Using an API to Create a Compute Server Job¶
As was noted earlier, a Remote Services client program will always need to be told how to reach the Remote Services cluster. This can be done in two ways. The first is through a license file. This approach is described in an earlier discussion. It requires no changes to the application program itself. The same program can perform optimization locally or remotely, depending on the settings in the license file.
Your second option for specifying the desired Compute Servers is through
API calls.
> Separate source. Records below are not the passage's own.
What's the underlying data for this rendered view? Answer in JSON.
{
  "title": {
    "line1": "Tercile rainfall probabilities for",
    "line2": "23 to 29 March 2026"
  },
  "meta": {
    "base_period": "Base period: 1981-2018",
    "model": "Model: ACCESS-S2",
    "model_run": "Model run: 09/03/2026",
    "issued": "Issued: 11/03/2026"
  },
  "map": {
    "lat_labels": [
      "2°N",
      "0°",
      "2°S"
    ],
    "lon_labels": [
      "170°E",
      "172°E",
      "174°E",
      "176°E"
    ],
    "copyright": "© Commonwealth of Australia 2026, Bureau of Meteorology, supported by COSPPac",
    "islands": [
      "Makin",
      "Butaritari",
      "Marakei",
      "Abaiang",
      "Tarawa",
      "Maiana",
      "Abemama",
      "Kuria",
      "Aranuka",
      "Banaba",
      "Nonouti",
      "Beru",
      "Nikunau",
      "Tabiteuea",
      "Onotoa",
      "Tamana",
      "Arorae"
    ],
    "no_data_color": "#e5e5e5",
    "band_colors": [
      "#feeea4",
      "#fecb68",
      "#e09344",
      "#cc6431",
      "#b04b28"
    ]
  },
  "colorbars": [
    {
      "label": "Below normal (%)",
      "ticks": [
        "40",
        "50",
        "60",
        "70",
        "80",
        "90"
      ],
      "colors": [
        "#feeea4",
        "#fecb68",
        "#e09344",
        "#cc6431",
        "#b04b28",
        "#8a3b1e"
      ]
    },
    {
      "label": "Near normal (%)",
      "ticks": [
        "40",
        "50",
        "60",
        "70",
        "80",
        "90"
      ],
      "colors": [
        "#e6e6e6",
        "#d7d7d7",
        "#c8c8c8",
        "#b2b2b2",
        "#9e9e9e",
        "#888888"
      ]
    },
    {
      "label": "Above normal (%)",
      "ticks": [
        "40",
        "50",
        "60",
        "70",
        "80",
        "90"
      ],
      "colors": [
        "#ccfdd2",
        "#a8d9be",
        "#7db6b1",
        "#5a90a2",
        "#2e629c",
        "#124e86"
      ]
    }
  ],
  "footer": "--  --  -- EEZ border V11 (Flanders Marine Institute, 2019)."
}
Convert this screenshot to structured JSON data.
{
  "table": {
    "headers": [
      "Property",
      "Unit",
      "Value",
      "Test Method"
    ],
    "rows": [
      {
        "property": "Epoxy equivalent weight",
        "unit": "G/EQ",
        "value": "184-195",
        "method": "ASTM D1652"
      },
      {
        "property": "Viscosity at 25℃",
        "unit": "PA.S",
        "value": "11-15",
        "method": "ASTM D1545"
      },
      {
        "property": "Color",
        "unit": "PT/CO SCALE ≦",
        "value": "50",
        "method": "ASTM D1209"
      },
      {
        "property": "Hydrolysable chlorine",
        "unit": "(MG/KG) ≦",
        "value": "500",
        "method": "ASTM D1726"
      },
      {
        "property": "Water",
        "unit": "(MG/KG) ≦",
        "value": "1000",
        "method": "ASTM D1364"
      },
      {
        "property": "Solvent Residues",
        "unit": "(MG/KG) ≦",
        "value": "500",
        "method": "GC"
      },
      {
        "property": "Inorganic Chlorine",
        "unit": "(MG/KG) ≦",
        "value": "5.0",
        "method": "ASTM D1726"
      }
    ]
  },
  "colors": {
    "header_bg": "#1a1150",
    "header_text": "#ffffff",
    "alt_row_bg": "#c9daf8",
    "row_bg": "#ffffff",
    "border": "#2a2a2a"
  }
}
You would first construct an empty environment (using
GRBemptyenv in C or the appropriate GRBEnv constructor in the
object-oriented interfaces), then set the appropriate parameters on this
environment (typically ComputeServer and ServerPassword), and
then start the empty environment (using GRBstartenv in C or
env.start() in the object-oriented interfaces). In Python, you can
directly give the appropriate parameters to the environment when creating it.
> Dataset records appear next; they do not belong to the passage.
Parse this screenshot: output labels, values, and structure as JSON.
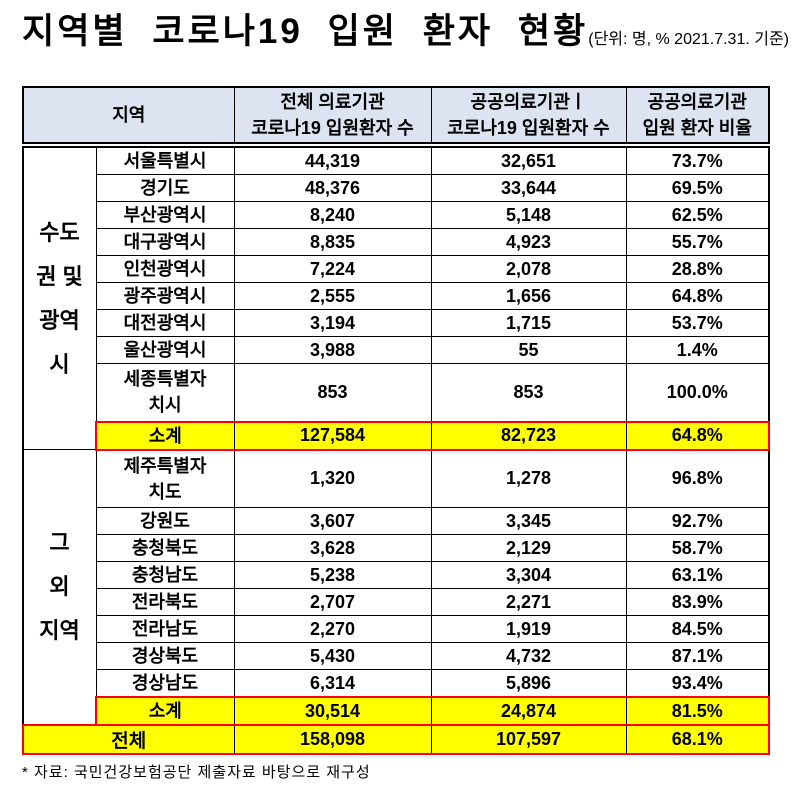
{
  "title": {
    "main": "지역별 코로나19 입원 환자 현황",
    "unit_note": "(단위: 명, % 2021.7.31. 기준)"
  },
  "table": {
    "header": {
      "region": "지역",
      "all_institutions": "전체 의료기관\n코로나19 입원환자 수",
      "public_institutions": "공공의료기관ㅣ\n코로나19 입원환자 수",
      "public_ratio": "공공의료기관\n입원 환자 비율"
    },
    "groups": [
      {
        "label": "수도\n권 및\n광역\n시",
        "rows": [
          {
            "region": "서울특별시",
            "total": "44,319",
            "public": "32,651",
            "ratio": "73.7%"
          },
          {
            "region": "경기도",
            "total": "48,376",
            "public": "33,644",
            "ratio": "69.5%"
          },
          {
            "region": "부산광역시",
            "total": "8,240",
            "public": "5,148",
            "ratio": "62.5%"
          },
          {
            "region": "대구광역시",
            "total": "8,835",
            "public": "4,923",
            "ratio": "55.7%"
          },
          {
            "region": "인천광역시",
            "total": "7,224",
            "public": "2,078",
            "ratio": "28.8%"
          },
          {
            "region": "광주광역시",
            "total": "2,555",
            "public": "1,656",
            "ratio": "64.8%"
          },
          {
            "region": "대전광역시",
            "total": "3,194",
            "public": "1,715",
            "ratio": "53.7%"
          },
          {
            "region": "울산광역시",
            "total": "3,988",
            "public": "55",
            "ratio": "1.4%"
          },
          {
            "region": "세종특별자\n치시",
            "total": "853",
            "public": "853",
            "ratio": "100.0%"
          }
        ],
        "subtotal": {
          "label": "소계",
          "total": "127,584",
          "public": "82,723",
          "ratio": "64.8%"
        }
      },
      {
        "label": "그\n외\n지역",
        "rows": [
          {
            "region": "제주특별자\n치도",
            "total": "1,320",
            "public": "1,278",
            "ratio": "96.8%"
          },
          {
            "region": "강원도",
            "total": "3,607",
            "public": "3,345",
            "ratio": "92.7%"
          },
          {
            "region": "충청북도",
            "total": "3,628",
            "public": "2,129",
            "ratio": "58.7%"
          },
          {
            "region": "충청남도",
            "total": "5,238",
            "public": "3,304",
            "ratio": "63.1%"
          },
          {
            "region": "전라북도",
            "total": "2,707",
            "public": "2,271",
            "ratio": "83.9%"
          },
          {
            "region": "전라남도",
            "total": "2,270",
            "public": "1,919",
            "ratio": "84.5%"
          },
          {
            "region": "경상북도",
            "total": "5,430",
            "public": "4,732",
            "ratio": "87.1%"
          },
          {
            "region": "경상남도",
            "total": "6,314",
            "public": "5,896",
            "ratio": "93.4%"
          }
        ],
        "subtotal": {
          "label": "소계",
          "total": "30,514",
          "public": "24,874",
          "ratio": "81.5%"
        }
      }
    ],
    "total": {
      "label": "전체",
      "total": "158,098",
      "public": "107,597",
      "ratio": "68.1%"
    }
  },
  "footnote": "* 자료: 국민건강보험공단 제출자료 바탕으로 재구성",
  "colors": {
    "header_bg": "#dbe4f0",
    "highlight_bg": "#ffff00",
    "highlight_border": "#ff0000"
  }
}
Once a model is solved and you have retrieved the results from it, we
recommend you dispose of it immediately. If you don’t need the
environment for another model, dispose of the environment as well, to
release the remote job. The following example shows how to offload the optimization computation to a
Compute Server named server1 in various APIs, with proper resource
management.
GRBenv *env = NULL;
GRBmodel *model = NULL;
int error = 0;
error = GRBemptyenv(&env);
if (error) goto QUIT;
error = GRBsetstrparam(env, GRB_STR_PAR_COMPUTESERVER, "server1:61000");
if (error) goto QUIT;
error = GRBsetstrparam(env, GRB_STR_PAR_SERVERPASSWORD, "passwd");
if (error) goto QUIT;
error = GRBstartenv(env);
if (error) goto QUIT;
error = GRBreadmodel(env, "misc07.mps", &model);
if (error) goto QUIT;
error = GRBoptimize(model);
if (error) goto QUIT;
/* Extract the solution */
/* ... */
QUIT:
GRBfreemodel(model);
GRBfreeenv(env);
/* return error; */
GRBEnv env = GRBEnv(true);
env.set(GRB_StringParam_ComputeServer, "server1:61000");
env.set(GRB_StringParam_ServerPassword, "passwd");
env.start();
GRBModel model = GRBModel(env, "misc07.mps");
model.optimize();
// Extract the solution
// ...
using GRBEnv env = new GRBEnv(true);
env.Set("ComputeServer", "server1:61000");
env.Set("ServerPassword", "passwd");
env.Start();
using GRBModel model = new GRBModel(env, "misc07.mps");
model.Optimize();
// Extract the solution
// ...
GRBEnv env = null;
GRBModel model = null;
try {
env = new GRBEnv(true);
env.set(GRB.StringParam.ComputeServer, "server1:61000");
env.set(GRB.StringParam.ServerPassword, "passwd");
env.start();
model = new GRBModel(env, "misc07.mps");
model.optimize();
// Extract the solution
// ...
} finally {
if (model != null) {
model.dispose();
}
if (env != null) {
env.dispose();
}
}
params.ComputeServer = 'server1:61000';
params.ServerPassword = 'passwd';
model = gurobi_read('misc07.mps');
result = gurobi(model, params);
% Extract the solution
% ...
with gp.Env(
params={
"ComputeServer": "server1:61000",
"ServerPassword": "passwd",
}
) as env, gp.read("misc07.mps", env=env) as model:
model.optimize()
# Extract the solution
...
params <- list(
ComputeServer = 'server1:61000',
ServerPassword = 'passwd'
)
model <- gurobi_read('misc07.mps')
result <- gurobi(model, params)
# Extract the solution
# ...
We refer you to the Gurobi Reference Manual for details on these routines.